New report: More than half of women who seek abortions say they didn’t have a good reason

A new report shows that nearly half of pregnant women who have abortions in the United States say they did not have a valid reason for wanting one, which has fueled a national debate about abortion rights.

The Center for Medical Progress obtained the report by ProPublica, a nonprofit news organization that investigates the use of scientific evidence to make medical claims.

The report found that 38% of women had an abortion because they were not able to get one, and another 15% had an abortifacient they had tried but could not find.

The report is part of a broader report released Tuesday on fetal tissue from more than 60 women who were either aborted or later had abortions in Oklahoma.

The abortion industry has been under intense scrutiny over recent years.

The controversy around abortion providers has led to the closure of some clinics and has sparked a public health backlash against the practice.

The abortion industry is now facing the possibility of being shut down.

The new report found the vast majority of women seeking abortions in America had a legal reason for seeking one, with many citing a pregnancy or an illness.

But the report also found that a number of these reasons were not based on scientific evidence.

“We don’t know why these women had abortions,” said Dr.
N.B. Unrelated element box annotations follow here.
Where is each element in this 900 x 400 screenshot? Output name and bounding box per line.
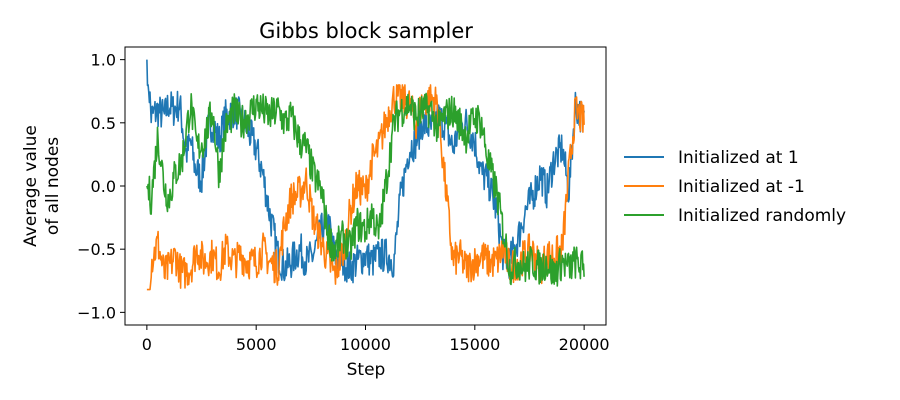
x-tick-label: 20000 [559,335,610,354]
legend-label-1: Initialized at 1 [678,148,799,168]
x-tick-label: 10000 [340,335,391,354]
y-tick-label: −0.5 [77,240,116,259]
x-tick-label: 0 [142,335,152,354]
legend-label-2: Initialized at -1 [678,177,805,197]
y-axis-label-line-2: of all nodes [43,137,63,235]
x-tick-label: 15000 [449,335,500,354]
y-axis: −1.0 −0.5 0.0 0.5 1.0 [77,51,125,322]
x-tick-label: 5000 [236,335,277,354]
y-axis-label: Average value of all nodes [21,125,63,247]
x-axis: 0 5000 10000 15000 20000 [142,325,610,354]
y-tick-label: 0.0 [91,177,116,196]
x-axis-label: Step [347,360,386,380]
y-tick-label: 1.0 [91,51,116,70]
chart-title: Gibbs block sampler [259,19,473,43]
y-tick-label: 0.5 [91,114,116,133]
series-line-3 [146,92,585,287]
y-axis-label-line-1: Average value [21,125,41,247]
y-tick-label: −1.0 [77,303,116,322]
legend: Initialized at 1 Initialized at -1 Initial… [624,148,846,226]
plot-lines [146,59,585,291]
legend-label-3: Initialized randomly [678,206,846,226]
series-line-1 [146,59,585,284]
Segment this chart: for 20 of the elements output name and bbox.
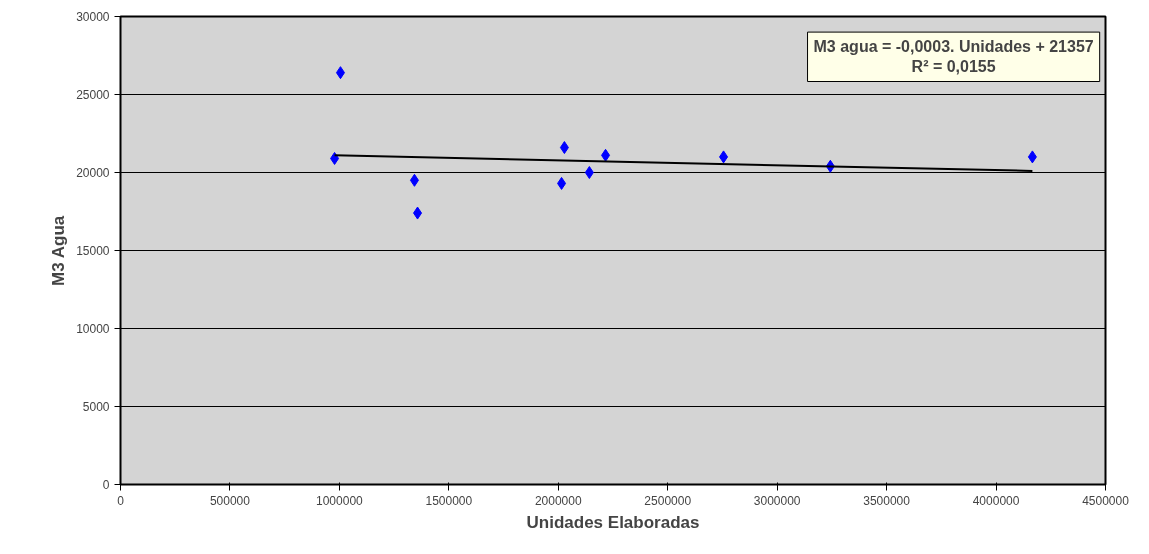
x-tick-label: 2500000 (644, 493, 692, 508)
x-tick-label: 500000 (209, 493, 251, 508)
x-tick-label: 0 (117, 493, 125, 508)
x-tick-label: 4000000 (972, 493, 1020, 508)
x-tick-label: 3000000 (753, 493, 801, 508)
y-tick-label: 0 (102, 478, 110, 492)
x-tick-label: 1000000 (316, 493, 364, 508)
y-tick-label: 20000 (76, 166, 110, 180)
y-tick-label: 30000 (76, 10, 110, 24)
x-tick-label: 2000000 (534, 493, 582, 508)
annotation: M3 agua = -0,0003. Unidades + 21357 R² = 0,0155 (813, 38, 1094, 76)
y-tick-label: 15000 (76, 244, 110, 258)
y-axis-title: M3 Agua (49, 215, 69, 286)
y-tick-label: 25000 (76, 88, 110, 102)
x-tick-label: 1500000 (425, 493, 473, 508)
x-tick-label: 4500000 (1082, 493, 1130, 508)
x-tick-label: 3500000 (863, 493, 911, 508)
y-tick-label: 5000 (82, 400, 110, 414)
y-tick-label: 10000 (76, 322, 110, 336)
x-axis-title: Unidades Elaboradas (526, 512, 700, 532)
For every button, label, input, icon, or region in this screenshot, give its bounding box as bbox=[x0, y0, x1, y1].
Jennifer Sisk, a professor of medicine at the University of Minnesota.

“We don, we don’t have any evidence.

We don’t even know if there is any reason to believe they had the abortion.”

The new study found that women who had abortions had no clear reason for getting one.

The vast majority cited pain or a medical condition.

More than two-thirds of the women said they had an illness, and a majority cited a financial burden.

A third said they felt “bad about abortion” and a third said abortion was the only way they could control their own pregnancies.

The findings underscore how the abortion industry continues to operate in a climate of uncertainty, despite decades of evidence-based guidelines and scientific consensus that abortion should be performed only after an emergency medical emergency.

The American College of Obstetricians and Gynecologists issued new guidelines in 2015 that included specific guidelines for abortion after a pregnancy has already begun, when medical emergencies are expected to occur.

It also issued a similar set of guidelines in 2017.

The Associated Press asked the Centers for Disease Control and Prevention (CDC) to clarify its findings.

In a statement, CDC spokesperson Lauren Murphy said that the CDC did not receive the report.

The AP contacted several abortion clinics that did not respond to requests for comment.

The American College’s new guidance said that abortions should be limited to the point of viability, but that it is not enough.

In the past, the AP has found that more than a quarter of women have abortions after about 24 weeks, after the cervix becomes clogged.

The Centers for Medicare and Medicaid Services (CMS) has said it will not provide abortion coverage for anyone who has had an induced abortion.

A spokesperson for the agency said the report was an incomplete analysis.